In an editorial Wednesday, the newspaper called out the presidential candidate for the comments he made, saying he may have been an attempting to "deflect attention from his own misjudgments."
Paul had
told MSNBC's "Morning Joe" on Wednesday that "ISIS exists and grew stronger because of the hawks in our party who gave arms indiscriminately, and most of those arms were snatched up by ISIS. These hawks also wanted to bomb Assad, which would have made ISIS's job even easier. They've created these people."
"An aide might want to remind Senator Paul which party's nomination he is seeking. Republicans who begin their campaigns assailing other Republicans rarely succeed — especially when the accusation is culpability for a would-be caliphate that uses executions, slavery, extortion, rape, and general terror to enforce oppression in the Middle East and North Africa, and whose ideology inspires jihadists world-wide," the Journal said.
The Journal added that even President Barack Obama largely avoids blaming former President George W. Bush for the world's problems.
"In Mr. Obama's second term, the U.S. has largely followed Mr. Paul's foreign-affairs preferences to the letter, and the result has been more chaos and disorder," the Journal wrote.

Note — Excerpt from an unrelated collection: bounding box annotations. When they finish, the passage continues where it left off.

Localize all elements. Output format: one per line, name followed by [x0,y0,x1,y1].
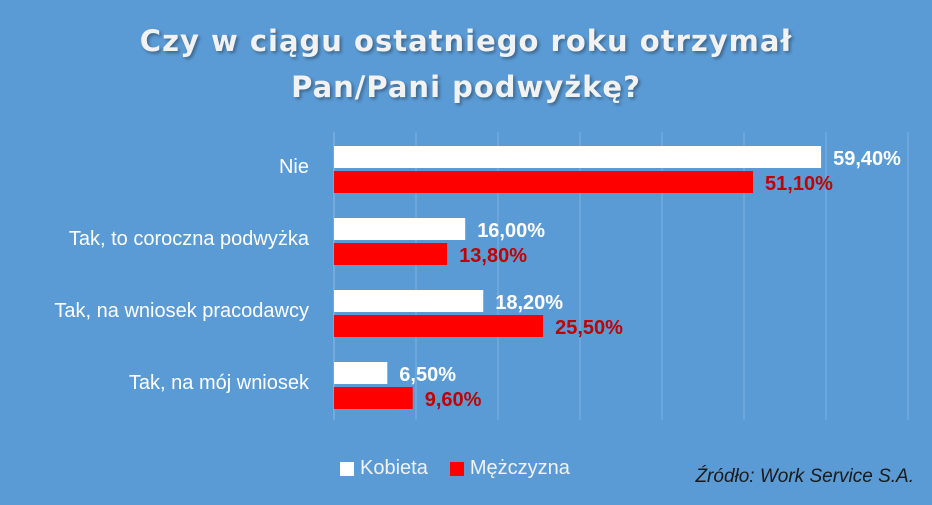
legend-label-mezczyzna: Mężczyzna [469,457,570,479]
chart-legend: Kobieta Mężczyzna [340,457,570,480]
bar [334,362,388,384]
bar [334,171,754,193]
bar [334,387,413,409]
legend-swatch-kobieta [340,461,354,476]
data-label: 25,50% [555,317,623,339]
data-label: 9,60% [425,389,482,411]
legend-label-kobieta: Kobieta [360,457,428,479]
chart-title-line-1: Czy w ciągu ostatniego roku otrzymał [139,24,793,58]
category-label: Tak, to coroczna podwyżka [69,228,310,250]
data-label: 18,20% [495,292,563,314]
category-label: Nie [279,156,309,178]
source-note: Źródło: Work Service S.A. [695,466,914,487]
category-label: Tak, na mój wniosek [129,372,310,394]
bar [334,218,466,240]
data-label: 51,10% [765,173,833,195]
data-label: 59,40% [833,148,901,170]
bar [334,290,484,312]
data-label: 16,00% [477,220,545,242]
category-label: Tak, na wniosek pracodawcy [54,300,309,322]
chart-title-line-2: Pan/Pani podwyżkę? [291,70,641,104]
legend-item-mezczyzna: Mężczyzna [449,457,570,480]
legend-swatch-mezczyzna [449,461,464,476]
legend-item-kobieta: Kobieta [340,457,428,480]
bar [334,146,822,168]
bar [334,315,544,337]
data-label: 6,50% [399,364,456,386]
chart-title: Czy w ciągu ostatniego roku otrzymał Pan… [0,18,932,110]
data-label: 13,80% [459,245,527,267]
bar [334,243,448,265]
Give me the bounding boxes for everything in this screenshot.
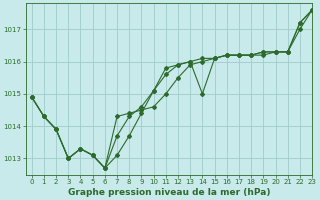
X-axis label: Graphe pression niveau de la mer (hPa): Graphe pression niveau de la mer (hPa) — [68, 188, 270, 197]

The Journal said that the origins of the Islamic State are al-Qaida in Iraq, and the security vacuum left by Obama in Iraq after the withdrawal. The rise of Islamic State was also assisted by the civil war in Syria and Obama's refusal to aid the rebels.
It was also Paul's opposition to intervention in Syria that is partly to blame for Obama's decision not to intervene, the Journal said.
"Mr. Paul seems to think he can win the GOP nomination on an anti-interventionist platform, though we think he'd be better off focusing on his domestic agenda," the Journal said.
"But if he wants to run as an Obama Republican on foreign policy, he shouldn't also adopt the Obama trick of rewriting history. It reflects poorly on his judgment as a potential Commander in Chief."